Financial advisors would be wise to cast aside these assumptions if they expect to gain female entrepreneurs as clients. Female business owners control about 47% of Canada’s 1.6 million small- and medium-sized businesses, according to Industry Canada.

Women entrepreneurs may perceive risk differently from men, but don’t presume they’re risk-averse, says Sherri Munro, president of Munro Consulting Services Inc. in Toronto. They are actually risk-aware. And their appetite for risk is tied to how confident they feel about making financial decisions, she adds.

“As their confidence builds, where the role of advisor would come,” Munro says, “is to help increase that level of confidence to make appropriate decisions,”

Here are five ways you can successfully work with female entrepreneurs:

1. Take a relationship-based approach
Generally, it takes time to earn a client’s trust. And women particularly value the relationship side of the business equation.

“Women want to build that personal relationship,” Munro says. “They want to start earlier in the process. They’re not separating the two.”

And don’t expect to convert female business owners based on just one meeting. They need to be convinced that you have their best interests in mind.

“The industry is built on financial advisors hunting for business,” says Judy Paradi, consultant with Strategy Marketing in Toronto. “With women, it’s far more like the analogy of gardening. You need to nurture that relationship.”

2. Listen before advising
One major source of frustration for women, say Paradi and her business partner, Paulette Filion, is advisors who are tone deaf about what matters to them.

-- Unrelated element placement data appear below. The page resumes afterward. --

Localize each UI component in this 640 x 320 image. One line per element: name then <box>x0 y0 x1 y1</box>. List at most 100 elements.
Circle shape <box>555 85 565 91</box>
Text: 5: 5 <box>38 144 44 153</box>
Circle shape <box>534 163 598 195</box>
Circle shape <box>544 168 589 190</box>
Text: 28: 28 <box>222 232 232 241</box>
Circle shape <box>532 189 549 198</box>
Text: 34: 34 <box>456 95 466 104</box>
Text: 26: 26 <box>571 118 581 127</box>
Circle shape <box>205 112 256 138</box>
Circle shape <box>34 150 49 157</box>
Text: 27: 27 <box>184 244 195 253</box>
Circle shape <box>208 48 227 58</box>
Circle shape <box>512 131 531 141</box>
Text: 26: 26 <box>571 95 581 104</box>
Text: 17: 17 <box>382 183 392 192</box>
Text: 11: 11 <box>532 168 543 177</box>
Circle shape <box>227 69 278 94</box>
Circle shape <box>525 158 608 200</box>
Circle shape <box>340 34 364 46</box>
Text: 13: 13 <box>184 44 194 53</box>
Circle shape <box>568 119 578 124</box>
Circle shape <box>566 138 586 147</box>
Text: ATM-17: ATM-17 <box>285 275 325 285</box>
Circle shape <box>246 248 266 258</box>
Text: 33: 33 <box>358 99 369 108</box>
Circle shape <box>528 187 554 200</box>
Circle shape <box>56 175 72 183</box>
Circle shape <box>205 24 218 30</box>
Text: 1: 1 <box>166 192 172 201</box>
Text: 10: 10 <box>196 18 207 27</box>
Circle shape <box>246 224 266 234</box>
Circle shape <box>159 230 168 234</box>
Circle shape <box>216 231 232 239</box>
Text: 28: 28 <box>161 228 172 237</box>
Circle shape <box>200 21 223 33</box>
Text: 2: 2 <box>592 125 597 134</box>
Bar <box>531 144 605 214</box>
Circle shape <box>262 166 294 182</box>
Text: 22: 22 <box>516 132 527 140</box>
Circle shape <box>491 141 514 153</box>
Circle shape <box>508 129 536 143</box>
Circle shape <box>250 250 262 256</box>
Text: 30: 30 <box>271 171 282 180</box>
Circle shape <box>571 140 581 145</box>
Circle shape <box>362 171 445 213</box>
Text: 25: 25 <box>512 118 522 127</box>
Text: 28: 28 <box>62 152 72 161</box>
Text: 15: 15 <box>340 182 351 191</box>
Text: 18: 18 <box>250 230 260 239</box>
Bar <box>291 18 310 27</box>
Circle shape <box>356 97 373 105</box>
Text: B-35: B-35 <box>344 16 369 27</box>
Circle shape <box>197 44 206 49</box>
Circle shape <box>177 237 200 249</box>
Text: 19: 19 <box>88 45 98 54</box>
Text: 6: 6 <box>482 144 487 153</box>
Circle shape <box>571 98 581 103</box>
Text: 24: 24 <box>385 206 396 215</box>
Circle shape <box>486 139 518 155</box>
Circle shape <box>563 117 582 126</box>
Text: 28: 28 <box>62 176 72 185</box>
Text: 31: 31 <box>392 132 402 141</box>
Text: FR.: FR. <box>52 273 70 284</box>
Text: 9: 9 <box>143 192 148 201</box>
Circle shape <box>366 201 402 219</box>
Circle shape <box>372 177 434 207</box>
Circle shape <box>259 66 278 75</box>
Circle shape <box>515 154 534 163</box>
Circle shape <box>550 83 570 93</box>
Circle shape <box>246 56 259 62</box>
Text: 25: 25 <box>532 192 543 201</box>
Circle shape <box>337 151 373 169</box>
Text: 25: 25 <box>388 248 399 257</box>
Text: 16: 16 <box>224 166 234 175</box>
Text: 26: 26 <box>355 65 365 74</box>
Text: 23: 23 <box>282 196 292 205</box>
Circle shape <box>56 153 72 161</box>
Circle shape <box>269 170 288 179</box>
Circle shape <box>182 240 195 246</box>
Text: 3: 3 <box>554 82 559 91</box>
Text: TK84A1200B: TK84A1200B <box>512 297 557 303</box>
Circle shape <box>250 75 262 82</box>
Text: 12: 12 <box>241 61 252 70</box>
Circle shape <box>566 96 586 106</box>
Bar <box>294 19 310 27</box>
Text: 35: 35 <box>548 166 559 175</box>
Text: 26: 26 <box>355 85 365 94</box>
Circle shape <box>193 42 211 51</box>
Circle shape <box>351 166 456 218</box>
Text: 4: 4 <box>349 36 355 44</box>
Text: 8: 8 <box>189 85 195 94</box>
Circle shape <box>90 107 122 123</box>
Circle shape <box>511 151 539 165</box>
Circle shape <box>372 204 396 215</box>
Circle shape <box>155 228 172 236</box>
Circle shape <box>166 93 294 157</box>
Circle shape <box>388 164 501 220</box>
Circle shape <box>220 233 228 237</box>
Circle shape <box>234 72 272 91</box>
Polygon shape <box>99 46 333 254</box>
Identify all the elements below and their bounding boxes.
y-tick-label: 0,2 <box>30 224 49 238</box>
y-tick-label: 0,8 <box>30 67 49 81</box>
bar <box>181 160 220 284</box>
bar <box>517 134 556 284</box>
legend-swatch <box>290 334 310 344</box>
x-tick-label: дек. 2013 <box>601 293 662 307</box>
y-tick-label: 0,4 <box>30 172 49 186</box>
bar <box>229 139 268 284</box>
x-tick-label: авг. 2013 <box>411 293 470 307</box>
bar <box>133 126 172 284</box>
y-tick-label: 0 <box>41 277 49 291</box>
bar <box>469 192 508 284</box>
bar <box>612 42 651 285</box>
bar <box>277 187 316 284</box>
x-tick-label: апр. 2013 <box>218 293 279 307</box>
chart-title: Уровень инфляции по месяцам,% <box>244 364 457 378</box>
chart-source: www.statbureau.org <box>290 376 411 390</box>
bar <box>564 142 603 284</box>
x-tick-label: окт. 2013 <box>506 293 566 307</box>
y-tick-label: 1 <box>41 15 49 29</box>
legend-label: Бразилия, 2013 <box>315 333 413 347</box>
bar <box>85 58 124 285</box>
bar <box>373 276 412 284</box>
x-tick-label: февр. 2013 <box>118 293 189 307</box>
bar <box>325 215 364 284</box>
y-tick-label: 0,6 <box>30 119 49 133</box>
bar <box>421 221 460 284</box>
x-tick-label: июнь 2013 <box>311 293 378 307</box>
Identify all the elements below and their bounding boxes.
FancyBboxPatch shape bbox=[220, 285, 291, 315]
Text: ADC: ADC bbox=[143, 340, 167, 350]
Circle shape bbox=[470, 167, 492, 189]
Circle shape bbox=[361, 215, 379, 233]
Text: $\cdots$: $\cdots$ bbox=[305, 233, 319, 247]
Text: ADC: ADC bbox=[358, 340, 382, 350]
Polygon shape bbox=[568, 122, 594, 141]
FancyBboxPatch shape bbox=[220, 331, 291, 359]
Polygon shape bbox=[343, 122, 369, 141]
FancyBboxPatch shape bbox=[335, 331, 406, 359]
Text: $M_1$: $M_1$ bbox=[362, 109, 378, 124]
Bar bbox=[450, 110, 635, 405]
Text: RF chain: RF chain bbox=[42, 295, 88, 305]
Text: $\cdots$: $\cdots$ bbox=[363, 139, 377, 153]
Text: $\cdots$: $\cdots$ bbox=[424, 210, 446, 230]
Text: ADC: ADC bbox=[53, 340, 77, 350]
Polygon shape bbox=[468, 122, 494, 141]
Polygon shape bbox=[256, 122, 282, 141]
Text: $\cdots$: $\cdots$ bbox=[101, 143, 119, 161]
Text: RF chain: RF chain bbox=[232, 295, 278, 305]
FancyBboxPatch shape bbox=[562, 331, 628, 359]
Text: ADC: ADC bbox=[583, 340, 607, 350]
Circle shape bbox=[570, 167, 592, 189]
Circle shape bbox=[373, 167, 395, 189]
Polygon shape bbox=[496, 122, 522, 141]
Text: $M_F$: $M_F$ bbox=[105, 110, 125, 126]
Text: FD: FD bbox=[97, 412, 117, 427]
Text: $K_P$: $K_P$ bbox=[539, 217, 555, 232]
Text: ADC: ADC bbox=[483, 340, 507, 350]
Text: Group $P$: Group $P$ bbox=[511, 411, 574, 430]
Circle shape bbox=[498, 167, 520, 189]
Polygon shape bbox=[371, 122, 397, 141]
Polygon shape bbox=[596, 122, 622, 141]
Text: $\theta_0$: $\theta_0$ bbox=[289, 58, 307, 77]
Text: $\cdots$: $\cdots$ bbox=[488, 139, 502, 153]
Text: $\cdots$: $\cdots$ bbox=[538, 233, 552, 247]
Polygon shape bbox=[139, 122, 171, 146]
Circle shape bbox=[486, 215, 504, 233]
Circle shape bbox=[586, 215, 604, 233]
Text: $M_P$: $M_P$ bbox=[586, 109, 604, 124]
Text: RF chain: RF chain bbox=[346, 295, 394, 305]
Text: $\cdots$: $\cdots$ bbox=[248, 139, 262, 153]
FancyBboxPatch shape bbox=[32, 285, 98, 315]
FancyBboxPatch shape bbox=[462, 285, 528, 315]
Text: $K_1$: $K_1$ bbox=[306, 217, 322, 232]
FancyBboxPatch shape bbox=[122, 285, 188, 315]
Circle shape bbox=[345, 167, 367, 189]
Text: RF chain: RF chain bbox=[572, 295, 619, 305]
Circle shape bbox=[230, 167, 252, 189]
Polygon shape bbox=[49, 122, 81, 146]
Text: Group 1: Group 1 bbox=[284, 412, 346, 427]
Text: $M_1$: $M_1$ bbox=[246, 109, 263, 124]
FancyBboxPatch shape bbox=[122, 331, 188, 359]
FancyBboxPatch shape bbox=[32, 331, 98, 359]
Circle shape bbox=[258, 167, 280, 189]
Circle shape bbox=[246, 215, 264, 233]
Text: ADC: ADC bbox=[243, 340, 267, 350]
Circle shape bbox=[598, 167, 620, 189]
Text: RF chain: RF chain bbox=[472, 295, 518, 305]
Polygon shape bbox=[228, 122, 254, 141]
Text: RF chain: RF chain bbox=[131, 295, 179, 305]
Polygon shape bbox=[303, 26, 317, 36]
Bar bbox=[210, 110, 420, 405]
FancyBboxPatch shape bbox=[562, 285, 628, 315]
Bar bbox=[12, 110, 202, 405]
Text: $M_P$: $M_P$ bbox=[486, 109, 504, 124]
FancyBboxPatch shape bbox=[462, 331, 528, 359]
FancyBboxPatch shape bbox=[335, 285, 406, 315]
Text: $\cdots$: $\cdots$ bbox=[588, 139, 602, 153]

“You’d be surprised at all the horror stories where they’re basically ignored in the conversation,” Filion says.

This problem can be avoided simply by hearing what’s important to your prospective client and how the business fits into her life.

3. Pick a slice of the market
While you don’t want to limit the pool of prospects, setting your sights on specific industries will help bolster your credibility. The niche you choose must to be one that you can relate to on a personal level, Filion says.

For example, you might decide to focus solely on female restaurateurs, perhaps because your family owns a restaurant. Personal history can give you much-needed insights to win over clients.

“When you meet these women in that market,” Filion says, “you can actually show you understand the challenges and the issues they face as business owners.”

4. Help build her support network
Referrals shouldn’t be a one-sided affair. Leverage your own professional network to help her grow her business and to connect her with like-minded individuals.

“Although there are a variety of ways to tap into capital, you need to understand what those options are for that business,” Filion says. “You can put her in touch with a banker, a lawyer or a venture capitalist — whatever options are available.”

5. Speak plainly
Avoid jargon. Rather than making you sound like a skilled communicator, arcane buzzwords make you seem less trustworthy, Filion says.

“[Women clients] don’t feel respected when you use jargon,” Paradi adds. “All it does is make them feel you have no sense of who they are.”

Use plain language that communicates how your financial advice relates to her business and her work/life balance.